PingAM 7.5.1

Control the size of compressed JWTs

A number of AM features accept JWTs to receive information. Some examples are:

  • Remote consent, when it receives consent responses.

  • The OAuth 2.0/OpenID Connect authorization service, when:

    • OpenID Connect clients send request parameters as a JWT instead of as HTTP parameters.

    • OpenID Connect clients register dynamically using software statements.

  • The Authentication service, when configured to issue client-side sessions.

The JWTs that AM receives can be signed and/or encrypted. Sometimes, larger JWTs are compressed to improve delivery speeds to AM.

Decompressing a JWT makes it expand in size.
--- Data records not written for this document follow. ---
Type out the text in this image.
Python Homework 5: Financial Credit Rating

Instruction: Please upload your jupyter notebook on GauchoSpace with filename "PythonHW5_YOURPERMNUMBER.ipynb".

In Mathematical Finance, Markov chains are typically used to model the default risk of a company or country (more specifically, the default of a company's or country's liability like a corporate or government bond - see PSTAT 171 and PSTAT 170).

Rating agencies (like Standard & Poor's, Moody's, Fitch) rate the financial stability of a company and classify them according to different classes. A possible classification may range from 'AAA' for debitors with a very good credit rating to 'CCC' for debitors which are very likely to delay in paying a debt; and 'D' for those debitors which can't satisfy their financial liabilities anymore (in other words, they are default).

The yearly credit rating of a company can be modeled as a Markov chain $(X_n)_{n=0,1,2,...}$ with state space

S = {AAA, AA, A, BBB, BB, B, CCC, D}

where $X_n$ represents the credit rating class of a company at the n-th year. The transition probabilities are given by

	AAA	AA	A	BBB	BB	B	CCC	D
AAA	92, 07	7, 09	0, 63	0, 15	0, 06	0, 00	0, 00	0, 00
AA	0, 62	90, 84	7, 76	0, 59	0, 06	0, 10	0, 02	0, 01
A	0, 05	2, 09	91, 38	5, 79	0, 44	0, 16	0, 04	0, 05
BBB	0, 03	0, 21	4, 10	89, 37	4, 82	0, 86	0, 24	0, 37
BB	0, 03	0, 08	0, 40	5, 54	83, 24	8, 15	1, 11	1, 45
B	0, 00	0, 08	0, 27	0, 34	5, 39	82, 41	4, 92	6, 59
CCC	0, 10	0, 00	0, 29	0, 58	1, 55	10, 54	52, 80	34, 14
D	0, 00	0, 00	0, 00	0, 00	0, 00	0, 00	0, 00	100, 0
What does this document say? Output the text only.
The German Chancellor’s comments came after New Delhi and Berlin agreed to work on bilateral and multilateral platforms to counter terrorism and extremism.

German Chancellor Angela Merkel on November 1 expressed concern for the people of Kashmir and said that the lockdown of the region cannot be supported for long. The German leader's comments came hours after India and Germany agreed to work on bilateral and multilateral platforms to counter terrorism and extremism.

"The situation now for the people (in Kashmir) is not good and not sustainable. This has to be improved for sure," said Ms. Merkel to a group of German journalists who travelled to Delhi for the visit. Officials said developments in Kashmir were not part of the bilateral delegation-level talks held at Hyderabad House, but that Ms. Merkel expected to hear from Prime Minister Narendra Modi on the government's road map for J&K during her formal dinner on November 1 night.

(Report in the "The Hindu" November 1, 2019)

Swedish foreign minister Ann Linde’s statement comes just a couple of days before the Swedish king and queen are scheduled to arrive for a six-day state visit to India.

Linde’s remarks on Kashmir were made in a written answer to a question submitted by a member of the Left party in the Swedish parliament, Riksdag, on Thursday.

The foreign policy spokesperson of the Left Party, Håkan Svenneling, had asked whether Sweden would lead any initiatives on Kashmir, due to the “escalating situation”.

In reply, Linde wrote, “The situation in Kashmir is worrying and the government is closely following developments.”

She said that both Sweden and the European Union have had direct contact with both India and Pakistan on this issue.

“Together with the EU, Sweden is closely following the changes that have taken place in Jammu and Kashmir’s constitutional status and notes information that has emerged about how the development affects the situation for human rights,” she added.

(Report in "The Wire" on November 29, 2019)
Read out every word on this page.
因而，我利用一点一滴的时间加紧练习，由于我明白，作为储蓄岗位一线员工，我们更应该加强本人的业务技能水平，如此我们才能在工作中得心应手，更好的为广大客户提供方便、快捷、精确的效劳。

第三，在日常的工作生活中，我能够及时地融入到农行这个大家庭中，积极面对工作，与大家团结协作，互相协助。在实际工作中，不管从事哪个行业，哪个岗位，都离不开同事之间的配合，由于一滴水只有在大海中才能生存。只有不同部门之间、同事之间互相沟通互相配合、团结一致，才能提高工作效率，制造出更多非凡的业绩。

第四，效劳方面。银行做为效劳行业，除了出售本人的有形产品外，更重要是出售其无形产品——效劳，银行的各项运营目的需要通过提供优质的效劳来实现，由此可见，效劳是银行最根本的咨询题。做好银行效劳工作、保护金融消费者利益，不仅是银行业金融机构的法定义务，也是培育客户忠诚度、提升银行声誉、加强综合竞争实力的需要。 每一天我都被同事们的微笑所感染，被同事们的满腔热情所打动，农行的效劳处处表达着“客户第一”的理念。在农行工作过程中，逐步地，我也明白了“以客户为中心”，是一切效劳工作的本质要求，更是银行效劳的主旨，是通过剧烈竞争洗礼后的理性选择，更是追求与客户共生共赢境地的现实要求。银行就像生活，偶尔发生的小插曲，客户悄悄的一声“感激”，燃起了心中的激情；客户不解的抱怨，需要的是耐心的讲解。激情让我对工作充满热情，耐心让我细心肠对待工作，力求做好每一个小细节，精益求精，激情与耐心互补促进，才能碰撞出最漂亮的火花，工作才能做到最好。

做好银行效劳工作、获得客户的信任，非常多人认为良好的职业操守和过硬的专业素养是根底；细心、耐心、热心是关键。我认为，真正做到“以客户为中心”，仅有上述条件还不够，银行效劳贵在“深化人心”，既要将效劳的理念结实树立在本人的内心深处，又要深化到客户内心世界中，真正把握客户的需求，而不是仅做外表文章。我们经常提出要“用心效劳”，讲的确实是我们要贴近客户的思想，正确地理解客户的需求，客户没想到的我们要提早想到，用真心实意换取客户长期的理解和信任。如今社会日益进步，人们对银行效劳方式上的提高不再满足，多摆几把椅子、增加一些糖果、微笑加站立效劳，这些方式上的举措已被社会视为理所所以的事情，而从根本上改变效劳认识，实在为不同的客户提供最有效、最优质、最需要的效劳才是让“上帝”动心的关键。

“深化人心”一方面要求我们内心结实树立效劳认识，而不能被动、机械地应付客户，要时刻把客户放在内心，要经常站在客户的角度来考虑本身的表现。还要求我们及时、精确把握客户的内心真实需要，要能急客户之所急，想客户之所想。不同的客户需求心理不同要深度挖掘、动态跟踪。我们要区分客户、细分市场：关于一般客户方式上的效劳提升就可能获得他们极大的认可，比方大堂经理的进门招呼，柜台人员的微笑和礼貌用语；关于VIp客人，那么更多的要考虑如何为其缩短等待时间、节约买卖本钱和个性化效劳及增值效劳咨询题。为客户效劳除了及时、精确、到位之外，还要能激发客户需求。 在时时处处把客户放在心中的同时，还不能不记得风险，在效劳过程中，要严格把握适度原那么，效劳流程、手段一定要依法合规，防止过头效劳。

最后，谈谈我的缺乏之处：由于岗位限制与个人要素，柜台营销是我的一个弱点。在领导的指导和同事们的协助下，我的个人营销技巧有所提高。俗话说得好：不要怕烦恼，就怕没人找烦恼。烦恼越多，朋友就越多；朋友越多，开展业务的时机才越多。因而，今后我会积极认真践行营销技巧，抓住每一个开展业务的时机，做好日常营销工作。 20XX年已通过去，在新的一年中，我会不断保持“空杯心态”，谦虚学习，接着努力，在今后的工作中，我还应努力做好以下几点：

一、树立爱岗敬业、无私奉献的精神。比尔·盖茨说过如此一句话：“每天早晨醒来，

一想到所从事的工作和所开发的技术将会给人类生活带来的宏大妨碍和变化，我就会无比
By default, AM rejects any JWT that expands to more than 32 KiB (32768 bytes), and throws an exception with a message similar to JWT payload decompressed to larger than maximum allowed size.

Ensure that the JWTs your clients send to AM are smaller than 32 KiB before compression.

Alternatively, increase the 32 KiB value to a reasonable limit. Take into account that AM performs decryption and decompression operations in its heap, and that you do not want to allow very large JWTs to, potentially, leave AM out of memory.

If you need to change the default value, perform the following steps:

  1. Configure the org.forgerock.json.jose.jwe.compression.max.decompressed.size.bytes Java system property on the container where AM runs.

    For example, edit the setenv.sh file of the Apache Tomcat instance, and set the property with the new size in bytes:

    JAVA_OPTS="$JAVA_OPTS -Dorg.forgerock.json.jose.jwe.compression.max.decompressed.size.bytes=40960"
  2. Restart the container for the changes to make effect.